Authorities say methamphetamine production is reaching epidemic levels in South Carolina with close to 500 labs found in the state this year alone.
But technology is giving the Drug Enforcement Agency some help in tracking down these amateur chemists who endanger themselves and all those around them by mixing up a dangerous high.
Fire and death haven't erased the traces of chemistry that still saturates the ground at in Goose Creek.
"As we walked up the stairway to get to the suspects' apartment, we had observed the elderly gentleman that had passed away," said an undercover agent. "Unfortunately, a 19-year-old and a 4-year-old were not able to escape and passed away."
The fire that destroyed an apartment building last summer and claimed three lives was perhaps the worst documented case of a meth lab explosion in the state. And yet, as long as meth is being made in hostile environments, agents say its only a matter of time before it happens again.
"I mean you can see what kind of damage it can cause if an accident were to happen," said the agent. "Holes in bottles and the bottle ruptures, it's a definite threat for us when we make entries into these building and residencies. You essentially have a blow torch of sorts right there in the building."
"A lot of these chemicals are odorless and tasteless, so burning of lungs, causing irreparable damage to the bronchi," said DEA agent Tim Davis. "Children who get the residual on their hands and they rub it into their mucous membranes like their eyes, mouth, nose."
Agents say meth users are the ones making the product, and the chemicals they use are traceable.
"I can just go on my laptop and look up a particular person and begin to get a snapshot of what their purchase history is as far as pseudoephedrine," said the agent. "No other drug really has that paperwork trail that we can follow, so it makes it a lot easier for us."
"Those medicines since the federal government passed a law back in 2006 called the Combat Meth Epidemic Act, and it required retailers that sold these products to maintain those products behind the counter and are required purchasers to show them government ID and to sign a paper log," said SLED Lt.
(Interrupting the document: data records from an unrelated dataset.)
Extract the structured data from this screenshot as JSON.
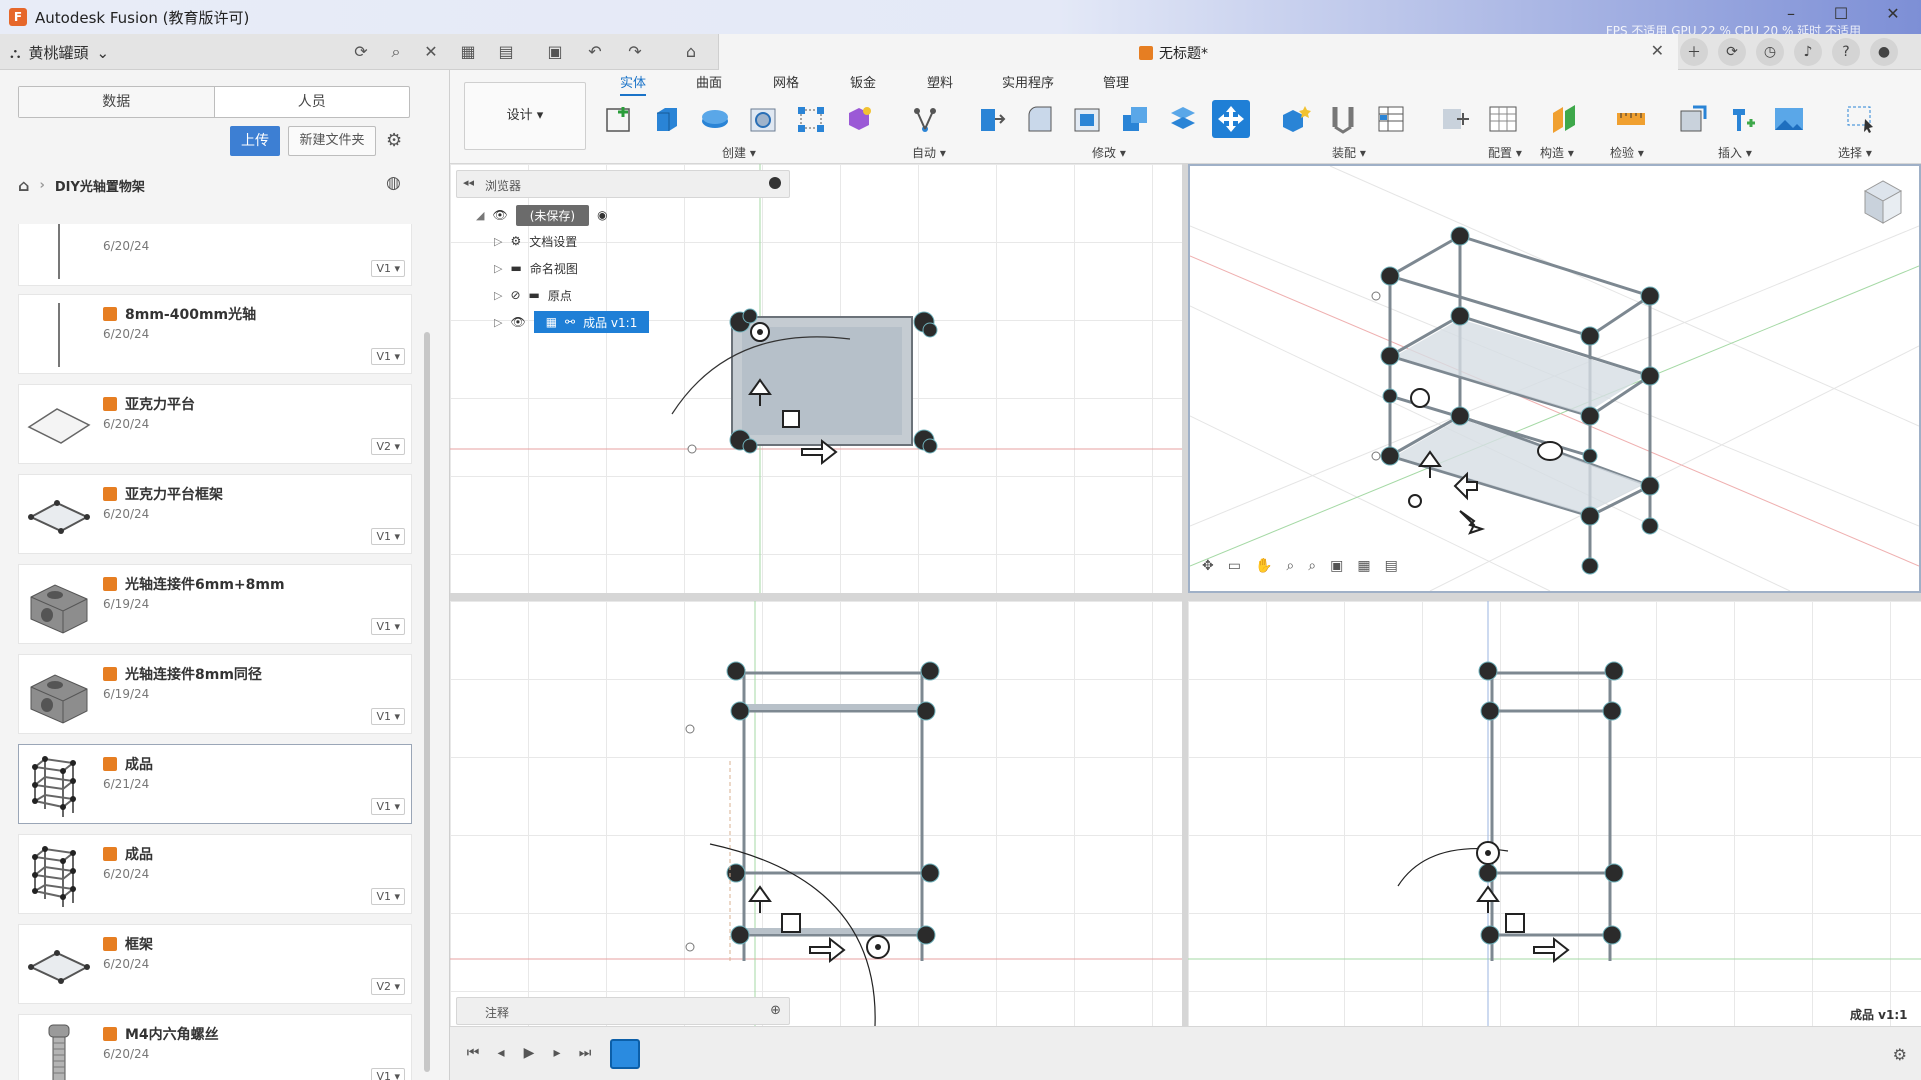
{
  "window": {
    "title": "Autodesk Fusion (教育版许可)",
    "perf_text": "FPS 不适用 GPU 22 % CPU 20 % 延时 不适用"
  },
  "topbar": {
    "team_name": "黄桃罐頭",
    "document_tab": "无标题*"
  },
  "data_panel": {
    "tabs": [
      "数据",
      "人员"
    ],
    "upload_label": "上传",
    "new_folder_label": "新建文件夹",
    "breadcrumb": "DIY光轴置物架",
    "files": [
      {
        "name": "",
        "date": "6/20/24",
        "version": "V1 ▾",
        "thumb": "rod"
      },
      {
        "name": "8mm-400mm光轴",
        "date": "6/20/24",
        "version": "V1 ▾",
        "thumb": "rod"
      },
      {
        "name": "亚克力平台",
        "date": "6/20/24",
        "version": "V2 ▾",
        "thumb": "plate"
      },
      {
        "name": "亚克力平台框架",
        "date": "6/20/24",
        "version": "V1 ▾",
        "thumb": "frame"
      },
      {
        "name": "光轴连接件6mm+8mm",
        "date": "6/19/24",
        "version": "V1 ▾",
        "thumb": "block"
      },
      {
        "name": "光轴连接件8mm同径",
        "date": "6/19/24",
        "version": "V1 ▾",
        "thumb": "block"
      },
      {
        "name": "成品",
        "date": "6/21/24",
        "version": "V1 ▾",
        "thumb": "rack"
      },
      {
        "name": "成品",
        "date": "6/20/24",
        "version": "V1 ▾",
        "thumb": "rack"
      },
      {
        "name": "框架",
        "date": "6/20/24",
        "version": "V2 ▾",
        "thumb": "frame"
      },
      {
        "name": "M4内六角螺丝",
        "date": "6/20/24",
        "version": "V1 ▾",
        "thumb": "screw"
      }
    ]
  },
  "toolbar": {
    "design_label": "设计 ▾",
    "tabs": [
      "实体",
      "曲面",
      "网格",
      "钣金",
      "塑料",
      "实用程序",
      "管理"
    ],
    "groups": {
      "create": "创建 ▾",
      "automate": "自动 ▾",
      "modify": "修改 ▾",
      "assemble": "装配 ▾",
      "configure": "配置 ▾",
      "construct": "构造 ▾",
      "inspect": "检验 ▾",
      "insert": "插入 ▾",
      "select": "选择 ▾"
    }
  },
  "browser": {
    "title": "浏览器",
    "root": "(未保存)",
    "items": [
      "文档设置",
      "命名视图",
      "原点",
      "成品 v1:1"
    ]
  },
  "notes_label": "注释",
  "viewport_label": "成品 v1:1",
  "colors": {
    "accent": "#1f7fd6",
    "file_icon": "#e67e22",
    "app_logo": "#e6672a"
  }
}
Max Dorsey.
South Carolina lawmakers have considered making psuedophedrine prescription only, a strategy that has helped other states combat clandestine drug labs.
"Oregon has seen theirs go from 400 or 500 a year down to around 10. Mississippi has seen somewhere around a 70 or 80 percent reduction since they implemented their law," said Dorsey.
But even once agents have their suspects, the labs often leave lingering danger.
"The meth cooking process has been shown to contaminate drapes, curtains, carpets, and studies have shown those effects last many years," said Davis.
"Currently, there is no law in South Carolina that requires a property owner to meet a certain level of cleanliness when it comes to the removal of contaminants as a result of a meth lab," said Dorsey. "There are contaminants that go airborne, they will come to rest on flat surfaces, they'll get in the carpet, and we are aware of locations that have had independent tests done on them."
The undercover agent, who was on scene as the deadly Goose Creek fire unfolded, says the best way to prevent another tragedy like this one is to know what to look for.
"You look for that very strange chemical odor," said the agent. "We tell people that it kind of has that cat-urine type smell. It is a very awkward, strange chemical-type smell. Odd traffic, day and night, clutter, people that are burning trash, those are probably it.
"I could find a meth lab any day of the week, anywhere in my area or the state of South Carolina. It's the easiest drug to manufacture, and there's no shortage of ways to manufacture this drug."